IBC 2010: Omneon and Harmonic Mark Pending Union With Separate Product Debuts

The ink hasn’t fully dried on Harmonic’s acquisition of Omneon, but that didn’t stop the two companies, soon to be one under the Harmonic banner, from getting together at IBC to celebrate their impending union and lay out a blueprint from the future. Harmonic President/CEO Patrick Harshman says the two companies together will be able to better keep up with an “astounding” pace of change in the way consumers are consuming and distributors are distributing video content.

“There are threats, but it is also an exciting opportunity,” he says. “Together with Omneon, we will have a portfolio that can simplify asset management and optimize video quality, not just for live broadcasts but also for on-demand workflows and multiscreen services.”

Omneon CEO Suresh Vasudevan says that, until the completion of the deal, it will be business as usual, with the server manufacturer building on market momentum that has seen revenues for jump from $31 million in 2004 to $105 million in 2009. Despite that successful five-year revenue growth, he says, Omneon executives were concerned with future growth since the industry seems poised to transform into one where consumers can watch video on any device anywhere. That concern led to discussions and, ultimately, a deal with Harmonic, a company squarely focused on the distribution and transcoding market.

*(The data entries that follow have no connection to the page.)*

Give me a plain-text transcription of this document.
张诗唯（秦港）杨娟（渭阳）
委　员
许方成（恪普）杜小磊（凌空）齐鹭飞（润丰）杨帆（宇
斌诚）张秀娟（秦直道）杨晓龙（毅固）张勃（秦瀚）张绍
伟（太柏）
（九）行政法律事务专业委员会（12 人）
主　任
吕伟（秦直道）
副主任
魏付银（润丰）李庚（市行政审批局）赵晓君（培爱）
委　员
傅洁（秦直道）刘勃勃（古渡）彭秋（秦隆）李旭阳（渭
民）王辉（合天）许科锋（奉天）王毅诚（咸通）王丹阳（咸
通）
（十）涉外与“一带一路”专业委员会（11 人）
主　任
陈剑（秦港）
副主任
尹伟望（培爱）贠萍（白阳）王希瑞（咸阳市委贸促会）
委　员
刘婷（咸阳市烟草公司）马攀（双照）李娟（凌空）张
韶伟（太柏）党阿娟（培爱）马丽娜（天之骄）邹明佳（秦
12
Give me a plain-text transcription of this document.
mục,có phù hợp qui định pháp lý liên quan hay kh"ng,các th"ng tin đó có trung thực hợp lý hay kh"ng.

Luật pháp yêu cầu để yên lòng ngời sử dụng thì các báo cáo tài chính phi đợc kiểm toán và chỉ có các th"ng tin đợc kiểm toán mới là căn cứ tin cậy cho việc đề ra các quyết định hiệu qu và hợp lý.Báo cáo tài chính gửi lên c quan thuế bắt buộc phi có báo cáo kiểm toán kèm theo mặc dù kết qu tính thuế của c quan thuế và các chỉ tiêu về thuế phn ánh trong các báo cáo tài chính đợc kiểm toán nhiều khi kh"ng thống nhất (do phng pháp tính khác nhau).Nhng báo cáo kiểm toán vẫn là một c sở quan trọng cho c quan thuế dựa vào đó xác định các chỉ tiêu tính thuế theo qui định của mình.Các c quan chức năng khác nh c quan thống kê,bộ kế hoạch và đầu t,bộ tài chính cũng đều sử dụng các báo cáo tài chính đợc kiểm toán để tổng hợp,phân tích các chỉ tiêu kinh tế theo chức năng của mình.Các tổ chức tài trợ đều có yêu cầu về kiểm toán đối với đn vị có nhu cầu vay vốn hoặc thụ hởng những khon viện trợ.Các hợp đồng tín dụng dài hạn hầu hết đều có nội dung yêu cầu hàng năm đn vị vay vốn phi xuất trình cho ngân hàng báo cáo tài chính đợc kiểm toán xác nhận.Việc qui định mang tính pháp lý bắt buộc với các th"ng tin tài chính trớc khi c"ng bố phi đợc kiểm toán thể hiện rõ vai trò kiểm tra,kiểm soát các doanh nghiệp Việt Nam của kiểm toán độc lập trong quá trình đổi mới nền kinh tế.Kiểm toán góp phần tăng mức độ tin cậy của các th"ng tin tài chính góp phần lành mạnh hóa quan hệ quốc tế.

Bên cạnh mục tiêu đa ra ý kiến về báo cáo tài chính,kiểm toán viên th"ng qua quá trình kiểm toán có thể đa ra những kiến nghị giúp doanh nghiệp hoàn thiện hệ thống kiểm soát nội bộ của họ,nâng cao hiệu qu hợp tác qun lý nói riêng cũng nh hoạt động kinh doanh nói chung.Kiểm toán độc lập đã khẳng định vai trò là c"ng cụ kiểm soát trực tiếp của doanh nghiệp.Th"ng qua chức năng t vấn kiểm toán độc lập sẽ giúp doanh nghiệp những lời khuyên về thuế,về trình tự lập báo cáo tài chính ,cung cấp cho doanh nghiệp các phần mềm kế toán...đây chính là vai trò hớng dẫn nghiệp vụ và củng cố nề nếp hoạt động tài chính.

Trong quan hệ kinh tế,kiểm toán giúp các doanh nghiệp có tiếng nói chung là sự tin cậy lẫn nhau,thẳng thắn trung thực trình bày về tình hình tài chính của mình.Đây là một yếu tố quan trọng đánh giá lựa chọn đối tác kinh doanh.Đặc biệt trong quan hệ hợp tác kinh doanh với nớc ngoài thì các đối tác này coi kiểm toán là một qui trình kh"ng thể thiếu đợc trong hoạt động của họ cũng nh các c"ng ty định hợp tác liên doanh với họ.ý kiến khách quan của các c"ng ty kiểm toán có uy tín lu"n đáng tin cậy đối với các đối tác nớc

“Together,” Vasudevan says, “we can ingest, store, transcode, and deliver content.”

While waiting for those opportunities to develop, each company hit the IBC floor with new-product announcements. One is a new version of Omneon’s ProXchange that has support for Apple ProRes 422.

“That is important, as many of our customers are working with Apple Final Cut Pro,” says Geoff Stedman, SVP of marketing and business development at Omneon. “Now content can be easily converted to the format.”

Other enhancements capitalize on developments from third-party companies. For example, new integration with closed-captioning technologies from Starfish and Softel allow closed captions to be converted to metadata.

“The caption information is now indexed so that users can search for video via closed-caption phrase,” says Stedman.

And XenData allows content to move from tapes to the Omneon Media Application Server while ensuring that users of the MAS can easily find and manage the content, even if it is in a tape library.

David Price, VP of business development and marketing communications for Harmonic, says his company’s stand features functionality enhancements that add value to existing products. For example, the Electra 8000 broadcast encoders introduced 18 months ago now handle more than 10,000 channels around the world.

“By increasing the density of the system, operation expenses are reduced,” he says, “and our customers say that just lowering the electricity bill has been enough to pay for the products.”

Price also says that the ProStream 1000 with ACE is the first high-density HD/SD broadcast transcoder to complete Microsoft Mediaroom compliance testing and it now supports HD and SD, MPEG-2 and MPEG-4 AVC (h.264) video and audio transcoding of up to 20 HD or 80 SD channels in a compact, power-efficient 1RU chassis. Mediaroom is Microsoft’s set-top–box middleware system that has found believers among telco video providers like AT&T for on-demand and other services.